Sanattan hiç anlamam... İlk operaya gidişim 1953 yılına, ilk bale izleyişim 1961 yılına (Coppelia) denk düşer.

Eşim devlet konservatuar ve balesinin elli yıllık sanatçısıdır.

Onun yüzünden, Kuğu Gölü'nü 97 kere, Uyuyan Güzel'i 43 kere izledim. Aydın Gün, Doğan Onat ve Savni Subaşı tenorlarımızı, önden ikinci sırada onlarca kere duymaya çalıştım. Hikmet von Karajan'ın, Gürer Mehta'nın, Sebastian Kalender'in şefliğindeki hiç bir konseri kaçırmadım.

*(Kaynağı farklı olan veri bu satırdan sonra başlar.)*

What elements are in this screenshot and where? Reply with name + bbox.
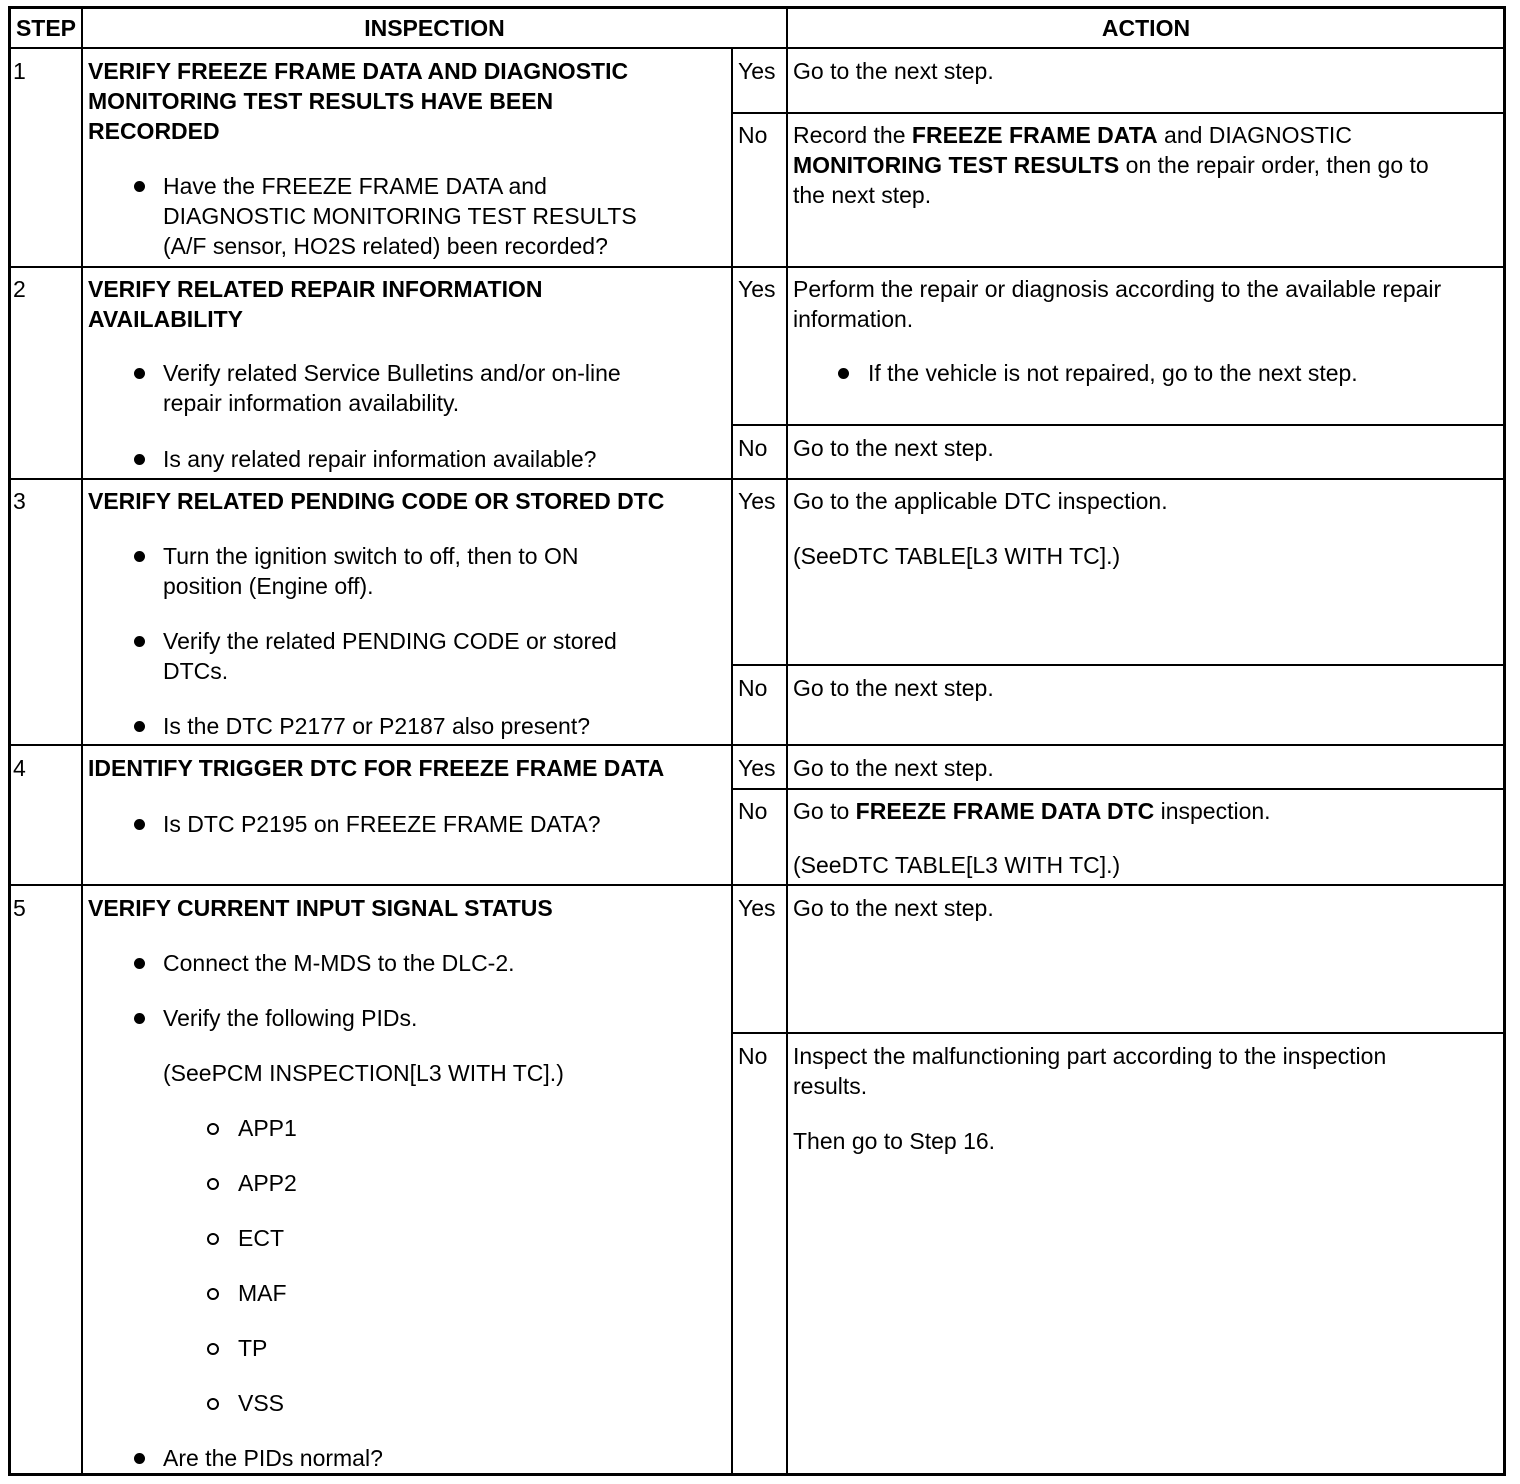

Ben müzikten, sanattan ne anlarım?

* * *

Devlet işlerinden, KİT-MİT'ten, KHK'den, yerel yönetimlerden anlamam...

1983'te kovulana kadar, yirmi yıl süreyle, ‘‘Mülkiye’’ olarak bilinen Siyasal Bilgiler Fakültesi'nde o dersleri ben okuttuydum.

* * *

İngilizce bilmem... 1946 yılında Amerika'ya gitmiştim. Babamın Harvard bursu (Ph.D.) sáyesinde, altı yıl orada kalmış, türkçeden önce ingilizceyi öğrenmiş, ilkokulu orada okumuş, kolejde, ODTÜ'de tahsilimi sürdürmüştüm...

Hızlandırılmış ilkokullarda yarım yamalak yabancı dil öğrenip ‘‘ingilizce profesörü’’ olanlara, methiyeci-mersiyecilere sahip çıkanlara láf söylemek benim ne haddime?

* * *

F-Tipi cezaevlerini ben ne bilirim?

Bilmem, onların askeri eşdeğerinde on ay konuşlandırıldıydım...

KHK'leri ben ne bilirim?

Bilmem, ama, MHP'ye bağlı tarım, sanayi-ticaret, milli savunma, ulaştırma, sağlık ve bayındırlık bakanlıklarında nasıl bir örgütlenme-kadrolaşma olabileceğini kestirecek kadar sezgiliyim, peşin hükümlüyüm...

* * *

İsimsiz bir okuyucum, ‘‘Anlamadığını, bilmediğini sen söylüyorsun... Bilmediğin konularda konuşma, yazma!’’ diyor.

İsim vermiyor, çünkü, korkaklar anonimliğe sığınır.

Ulan dangalak! Senin bildiğinden, öğrenebileceğinden daha fazlasını çoktan unuttum ben!